Monday, October 31, 2016

BOOKS: THE VOYEUR'S MOTEL...

PEEKABOO - I SEE YOU
Talese is up to his old tricks again
by Don Stradley


Gay Talese has always been a voyeur of sorts. Granted, he bills himself as an "observer", or a "participatory journalist", but I've never known what to make of a guy who gets a job managing a massage parlor and then spends a year diddling his neighbor's wife, all so he can write a book about America's sexual mores. His dried out, buttoned up writing style, a leftover from his days at The New York Times, made his books seem less prurient, I guess, but I've never been persuaded that he's not an outright pervert. Just because your subject knows you're watching him doesn't make you any less of a peep artist. Talese's latest, The Voyeur's Motel, is a lightweight effort, something like a long suppressed, bad-tasting burp, but it's subject is voyeurism, which makes it intriguing when you consider Talese's history as a sort of gentleman perv.

The book's star is Gerald Foos, a Colorado man who bought a highway motel to satisfy his lifelong fascination with watching what people do in private. Foos outfits the place with special vents that allow him to see inside various rooms; he takes notes on what he sees, stopping now and then to pleasure himself as he watches. Over the years he witnesses rapes and incest, as well as a rise in lesbianism, wife swapping, and interracial coupling. He even witnesses a murder, which he doesn't report because he doesn't want the police to know he's been watching couples from his attic perch. Yes, he's a real creep. Still, he craves respect and validation, which is why he started sending his notes to Talese in 1980.

Talese represents Foos as a kind of well-meaning lummox - he's as human as any of us, with his various family problems, money struggles, and his collection of baseball cards - but it's difficult to get behind a guy with such an unsavory interest. Foos likes to pass judgment on his customers, and if they aren't sexy enough he gets angry. He offers weak excuses for his hobby, saying that all people are voyeurs, and that peeking at his customers is no worse than how the government keeps track of us with technology and surveillance cameras. Mostly, Foos doesn't want us to judge him, though he loves to judge others, and even sets traps to test their honesty.
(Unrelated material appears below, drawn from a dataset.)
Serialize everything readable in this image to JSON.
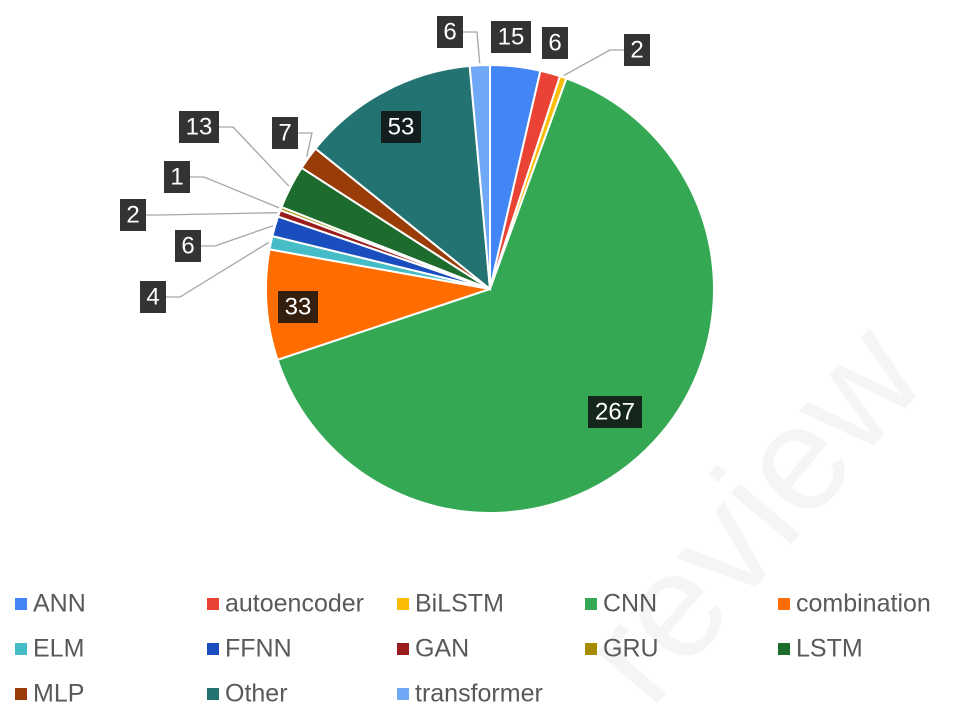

The relationship between Foos and Talese is tricky. Foos obviously wants Talese as a friend, while Talese sees Foos as a possible subject to write about. Foos won't allow Talese to use his real name, so that ruins Talese's plan. It was only recently that Foos, now in his 80s, agreed to let Talese tell his tale. "I think of myself as a pioneering sex researcher," says Foos, though he worries that some people may just see him as a weird old pervert. Too bad so much of his note-taking sounds less like the Kinsey report and more like an old issue of Penthouse Letters, complete with references to "dense forests of pubic hair," and his own "constant yearning and unquenchable desires." He also likes to watch women shit.

Talese finds some humor in the story. Foos is nearly caught a few times, and there's a funny moment when Foos invites Talese up to see how the vents work.  And some of the events Foos reports on are poignant, such as when he watches a legless Vietnam vet try to have sex, or when an aging couple realizes their relationship has lost its spark. These scenes play out like episodes from a Raymond Carver story; they're touching even within Foos' clumsy notes. 

I've heard that Hollywood has grabbed this book up for a potential movie, and I think a good director can do something with it, something along the lines of Robert Altman's Shortcuts. But as a book, it feels as slight as a dirty napkin. Foos' conclusion that people are filthy and dishonest is probably true, but I could've told him that without spending decades in a hotel attic, watching a bunch of sweaty travelers cheat on their spouses, dress up as sheep, and gobble each other's naughty bits.